The One Page Financial Plan  as kokonotu points out is also a good one.
Further more, I'd recommend thinking about what you want to achieve with money. Ramit will tell you to enjoy life and save enough for later, I personally think the amount of money we (can) earn as software engineers can be used to buy a lot more 'free time' than most people think, allowing us to 'retire' (travel the world programming, building open source software, or whatever you like...) way earlier than most people. If you're interested in that kind of think you could have a look into Mr Money Mustache's blog  for instance. (Disclaimer: Some people might think he's a bit extreme, if you're that kind of person just try to pick up some of the good parts/habits and you'll be way ahead of the curve.)
I got a lot more mileage than I thought I would out of books like I Will Teach You To Be Rich by Ramit Sethi(http://www.amazon.com/Will-Teach-You-Be-Rich/dp/0761147489/r...). It rubs some people the wrong way, but it has some really good points about automating finances, and just handling companies via some social engineering.
Some of the things I think a bunch of people working day jobs are the insane benefits their companies offer. Make sure both your and your significant other are maximizing their 401k benefit(at least to kick in the employee matching and more if you can afford it).
The savings accounts should just keep compounding on each other. Possibly toss some other money into a Roth or into the stock market. Also have a rainy day/emergency fund for when the roof leaks and other unforeseen circumstances.

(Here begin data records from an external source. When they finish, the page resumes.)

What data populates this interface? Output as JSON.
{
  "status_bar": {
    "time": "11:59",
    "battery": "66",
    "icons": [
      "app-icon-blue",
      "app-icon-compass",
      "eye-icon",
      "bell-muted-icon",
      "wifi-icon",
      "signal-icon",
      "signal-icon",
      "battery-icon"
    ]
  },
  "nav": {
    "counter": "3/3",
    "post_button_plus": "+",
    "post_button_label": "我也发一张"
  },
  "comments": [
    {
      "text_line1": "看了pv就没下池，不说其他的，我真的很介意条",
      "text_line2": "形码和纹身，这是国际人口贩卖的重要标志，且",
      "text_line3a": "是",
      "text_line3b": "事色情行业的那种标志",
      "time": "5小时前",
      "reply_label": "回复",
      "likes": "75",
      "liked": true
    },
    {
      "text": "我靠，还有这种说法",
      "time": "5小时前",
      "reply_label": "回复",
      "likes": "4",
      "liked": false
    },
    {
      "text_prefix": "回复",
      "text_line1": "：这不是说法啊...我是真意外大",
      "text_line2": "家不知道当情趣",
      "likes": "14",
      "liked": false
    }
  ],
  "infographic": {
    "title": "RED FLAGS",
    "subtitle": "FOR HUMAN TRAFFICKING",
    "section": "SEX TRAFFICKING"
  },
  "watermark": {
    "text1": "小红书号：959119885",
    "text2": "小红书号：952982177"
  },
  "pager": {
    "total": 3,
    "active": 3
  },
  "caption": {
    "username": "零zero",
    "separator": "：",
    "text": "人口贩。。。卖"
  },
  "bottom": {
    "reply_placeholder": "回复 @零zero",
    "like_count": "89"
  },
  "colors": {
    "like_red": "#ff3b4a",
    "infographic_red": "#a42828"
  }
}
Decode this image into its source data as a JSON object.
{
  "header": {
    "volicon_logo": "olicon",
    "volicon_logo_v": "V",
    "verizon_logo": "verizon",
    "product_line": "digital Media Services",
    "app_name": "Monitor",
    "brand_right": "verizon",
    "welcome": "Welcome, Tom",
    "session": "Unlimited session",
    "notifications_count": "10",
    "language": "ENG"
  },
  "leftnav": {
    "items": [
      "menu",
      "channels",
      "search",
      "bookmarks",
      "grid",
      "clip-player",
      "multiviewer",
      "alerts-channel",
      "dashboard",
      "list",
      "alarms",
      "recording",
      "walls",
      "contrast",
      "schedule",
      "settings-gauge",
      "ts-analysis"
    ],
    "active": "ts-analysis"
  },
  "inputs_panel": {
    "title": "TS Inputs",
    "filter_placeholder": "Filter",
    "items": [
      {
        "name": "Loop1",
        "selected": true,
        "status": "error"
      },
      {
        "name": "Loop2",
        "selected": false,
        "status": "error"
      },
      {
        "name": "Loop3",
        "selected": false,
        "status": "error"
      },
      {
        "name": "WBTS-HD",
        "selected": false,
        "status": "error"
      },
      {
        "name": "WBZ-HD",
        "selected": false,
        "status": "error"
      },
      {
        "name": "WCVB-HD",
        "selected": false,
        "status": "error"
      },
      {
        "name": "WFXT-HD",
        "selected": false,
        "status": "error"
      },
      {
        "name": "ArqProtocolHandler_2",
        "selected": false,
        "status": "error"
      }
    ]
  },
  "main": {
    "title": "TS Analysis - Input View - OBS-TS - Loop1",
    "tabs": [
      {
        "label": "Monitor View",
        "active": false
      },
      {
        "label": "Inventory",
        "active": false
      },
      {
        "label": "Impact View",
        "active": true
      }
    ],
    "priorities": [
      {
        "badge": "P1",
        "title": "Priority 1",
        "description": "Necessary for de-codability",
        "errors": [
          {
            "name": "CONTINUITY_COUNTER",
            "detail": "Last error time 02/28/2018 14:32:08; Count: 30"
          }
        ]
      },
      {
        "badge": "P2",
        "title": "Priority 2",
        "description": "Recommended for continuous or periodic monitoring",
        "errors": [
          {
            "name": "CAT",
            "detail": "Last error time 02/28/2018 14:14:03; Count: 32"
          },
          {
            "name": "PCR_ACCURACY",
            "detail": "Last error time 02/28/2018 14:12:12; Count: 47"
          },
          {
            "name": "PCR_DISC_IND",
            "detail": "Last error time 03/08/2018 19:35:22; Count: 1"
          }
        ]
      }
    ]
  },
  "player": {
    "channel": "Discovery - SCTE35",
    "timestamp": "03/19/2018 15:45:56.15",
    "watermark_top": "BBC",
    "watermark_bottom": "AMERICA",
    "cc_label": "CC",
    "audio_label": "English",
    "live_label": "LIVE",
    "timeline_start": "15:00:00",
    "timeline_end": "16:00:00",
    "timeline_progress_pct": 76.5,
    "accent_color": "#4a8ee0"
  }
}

If you have a side project, that money should be coming out of your personal spending money. It should be thought of as your hobby and not impede on the family as a whole(this is for day jobbers).
Obviously finances get a bit rougher if there is no day job and it is just startups, it gets more difficult. One of the plans I had envisioned was to have an account setup and once it reached a certain percentage of drainage(aka burn rate for funded companies) that was agreed upon in the family, then there would be a meeting to discuss hanging it up and looking for a new day job to refill the fund to try again.
If you luck out and get funded and/or someone buys a project, that money should go first to replenish the project fund and then go into emergency, savings, and a little left over to celebrate(vacation, new back door, etc).
(As a disclaimer, I own a copy of said book, and I think it's good.)